Deep Dive
1. Upcoming Halving & Supply Dynamics (Bullish Impact)
Overview: Nervos uses a dual-issuance model. Its primary issuance—the base mining reward—halves every four years. The next halving is scheduled for November 2027, reducing the annual primary issuance from 2.1 billion to 1.05 billion CKB (CoinMarketCap). This programmed reduction in new supply is a structural bullish factor.
What this means: Historically, halving events create a supply shock that can precede price rallies if network demand is steady or increasing. For CKB, this could amplify price sensitivity to any positive adoption trends leading up to late 2027, offering a clear long-term valuation anchor.
2. Bitcoin Layer 2 Competitive Landscape (Mixed Impact)
Overview: CKB is pivoting to become a native Bitcoin Layer 2 via its RGB++ protocol and Fiber Network. This aligns with the growing BTCFi narrative. As of June 2025, its ecosystem reported over 400 dApps and 662,000 addresses (Binance News).
What this means: This is a high-risk, high-reward strategy. Successful adoption could significantly increase CKB's utility as gas and collateral, driving demand. However, it faces intense competition from other L2s and must overcome technical complexity to attract developers, making its traction a critical watchpoint.
3. Security Incidents and Market Access (Bearish Impact)
Overview: The project suffered a major security breach in June 2025, with its Force Bridge hacked for approximately $3.9 million (CryptoNewsLand). Furthermore, KuCoin delisted CKB from margin trading in May 2026, reducing liquidity and access.

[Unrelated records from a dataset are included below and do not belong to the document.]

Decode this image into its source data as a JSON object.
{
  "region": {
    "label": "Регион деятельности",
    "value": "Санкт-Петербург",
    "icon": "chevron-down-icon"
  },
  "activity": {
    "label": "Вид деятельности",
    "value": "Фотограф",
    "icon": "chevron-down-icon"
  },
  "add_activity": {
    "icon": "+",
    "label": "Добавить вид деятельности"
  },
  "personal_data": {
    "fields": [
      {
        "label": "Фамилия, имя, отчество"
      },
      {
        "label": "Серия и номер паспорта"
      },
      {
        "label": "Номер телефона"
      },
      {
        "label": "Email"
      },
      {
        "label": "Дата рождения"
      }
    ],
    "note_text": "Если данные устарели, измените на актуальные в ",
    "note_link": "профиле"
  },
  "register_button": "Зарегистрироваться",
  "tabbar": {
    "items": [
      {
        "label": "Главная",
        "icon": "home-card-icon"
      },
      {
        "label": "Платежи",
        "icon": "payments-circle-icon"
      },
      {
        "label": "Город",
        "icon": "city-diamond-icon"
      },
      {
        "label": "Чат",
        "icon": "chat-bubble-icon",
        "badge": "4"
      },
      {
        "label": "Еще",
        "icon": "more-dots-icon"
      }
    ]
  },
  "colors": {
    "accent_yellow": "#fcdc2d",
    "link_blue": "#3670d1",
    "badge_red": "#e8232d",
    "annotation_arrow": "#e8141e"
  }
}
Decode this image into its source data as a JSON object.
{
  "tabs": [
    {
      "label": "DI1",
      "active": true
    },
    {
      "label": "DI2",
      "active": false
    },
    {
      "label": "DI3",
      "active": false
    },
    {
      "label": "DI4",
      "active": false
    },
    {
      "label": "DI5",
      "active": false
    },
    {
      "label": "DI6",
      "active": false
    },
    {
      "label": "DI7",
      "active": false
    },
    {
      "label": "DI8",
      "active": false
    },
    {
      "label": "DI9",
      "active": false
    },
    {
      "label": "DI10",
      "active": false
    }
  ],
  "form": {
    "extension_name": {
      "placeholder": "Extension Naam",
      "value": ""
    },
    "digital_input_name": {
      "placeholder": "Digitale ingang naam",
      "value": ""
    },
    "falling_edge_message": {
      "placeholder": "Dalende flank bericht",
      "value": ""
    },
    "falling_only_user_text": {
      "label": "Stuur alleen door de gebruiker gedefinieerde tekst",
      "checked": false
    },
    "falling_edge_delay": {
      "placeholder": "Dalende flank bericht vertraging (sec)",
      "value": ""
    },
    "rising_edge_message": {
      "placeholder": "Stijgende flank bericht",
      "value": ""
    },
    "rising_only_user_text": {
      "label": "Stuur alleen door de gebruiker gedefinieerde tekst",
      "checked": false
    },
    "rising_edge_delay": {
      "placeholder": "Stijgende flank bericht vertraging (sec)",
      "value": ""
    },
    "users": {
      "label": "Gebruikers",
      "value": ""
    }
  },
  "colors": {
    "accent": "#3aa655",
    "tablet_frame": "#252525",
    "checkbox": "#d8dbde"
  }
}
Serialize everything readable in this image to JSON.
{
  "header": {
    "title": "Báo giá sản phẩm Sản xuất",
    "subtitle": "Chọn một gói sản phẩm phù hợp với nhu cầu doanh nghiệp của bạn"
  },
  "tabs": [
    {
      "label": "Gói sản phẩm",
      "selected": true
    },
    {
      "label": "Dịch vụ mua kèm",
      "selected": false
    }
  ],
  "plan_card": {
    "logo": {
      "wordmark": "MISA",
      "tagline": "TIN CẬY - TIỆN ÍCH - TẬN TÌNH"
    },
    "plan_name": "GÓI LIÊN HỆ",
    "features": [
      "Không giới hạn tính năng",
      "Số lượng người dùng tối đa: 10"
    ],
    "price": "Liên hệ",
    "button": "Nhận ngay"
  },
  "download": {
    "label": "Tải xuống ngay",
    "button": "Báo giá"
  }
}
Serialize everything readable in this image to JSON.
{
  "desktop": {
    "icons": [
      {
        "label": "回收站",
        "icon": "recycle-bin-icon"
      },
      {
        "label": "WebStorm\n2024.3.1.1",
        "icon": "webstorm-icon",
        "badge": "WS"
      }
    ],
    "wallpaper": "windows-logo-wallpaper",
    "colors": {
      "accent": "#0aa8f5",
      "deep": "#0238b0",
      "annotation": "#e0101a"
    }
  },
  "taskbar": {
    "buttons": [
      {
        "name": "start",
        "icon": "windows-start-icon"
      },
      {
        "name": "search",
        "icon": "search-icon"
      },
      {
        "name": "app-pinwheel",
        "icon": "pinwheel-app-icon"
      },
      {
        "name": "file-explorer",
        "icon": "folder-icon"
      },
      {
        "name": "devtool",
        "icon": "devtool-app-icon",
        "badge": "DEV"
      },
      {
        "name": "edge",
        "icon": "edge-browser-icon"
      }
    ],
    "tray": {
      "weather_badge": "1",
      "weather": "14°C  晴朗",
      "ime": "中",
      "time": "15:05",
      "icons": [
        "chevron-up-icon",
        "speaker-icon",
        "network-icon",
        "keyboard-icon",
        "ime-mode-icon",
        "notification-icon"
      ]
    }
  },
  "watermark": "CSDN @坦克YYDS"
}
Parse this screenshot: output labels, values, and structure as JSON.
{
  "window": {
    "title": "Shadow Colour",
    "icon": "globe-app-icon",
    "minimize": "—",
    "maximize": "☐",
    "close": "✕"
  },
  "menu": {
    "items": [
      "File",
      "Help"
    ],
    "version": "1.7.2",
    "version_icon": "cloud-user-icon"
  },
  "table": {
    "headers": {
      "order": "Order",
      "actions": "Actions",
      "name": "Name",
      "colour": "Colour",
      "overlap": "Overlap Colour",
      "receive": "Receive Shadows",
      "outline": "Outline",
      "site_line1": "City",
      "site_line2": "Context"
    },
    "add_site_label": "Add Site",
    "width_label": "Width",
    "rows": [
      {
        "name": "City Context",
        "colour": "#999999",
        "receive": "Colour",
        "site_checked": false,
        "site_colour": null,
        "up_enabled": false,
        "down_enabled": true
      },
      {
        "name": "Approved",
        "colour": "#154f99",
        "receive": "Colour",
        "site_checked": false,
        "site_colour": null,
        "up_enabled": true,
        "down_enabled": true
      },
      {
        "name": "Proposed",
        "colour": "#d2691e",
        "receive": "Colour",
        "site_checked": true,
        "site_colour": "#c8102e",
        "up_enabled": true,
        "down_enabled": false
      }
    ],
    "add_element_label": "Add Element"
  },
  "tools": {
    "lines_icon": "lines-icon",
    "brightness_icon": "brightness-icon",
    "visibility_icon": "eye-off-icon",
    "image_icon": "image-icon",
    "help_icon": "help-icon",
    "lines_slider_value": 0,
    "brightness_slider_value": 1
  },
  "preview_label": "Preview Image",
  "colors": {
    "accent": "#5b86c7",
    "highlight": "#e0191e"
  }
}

What this means: These events directly undermine investor confidence and increase perceived risk, leading to sustained selling pressure and reduced liquidity. Recovery requires demonstrably improved security and regaining exchange support, which are significant near-term hurdles.
Conclusion
CKB's path is bifurcated: long-term potential rests on Bitcoin L2 adoption and the 2027 halving, while near-term price is constrained by security overhangs and thinning liquidity. For a holder, this implies patience is required, with volatility likely to remain high until the project rebuilds trust.
Can CKB's native BTCFi infrastructure gain meaningful adoption before the next halving, or will liquidity issues continue to dominate its price action?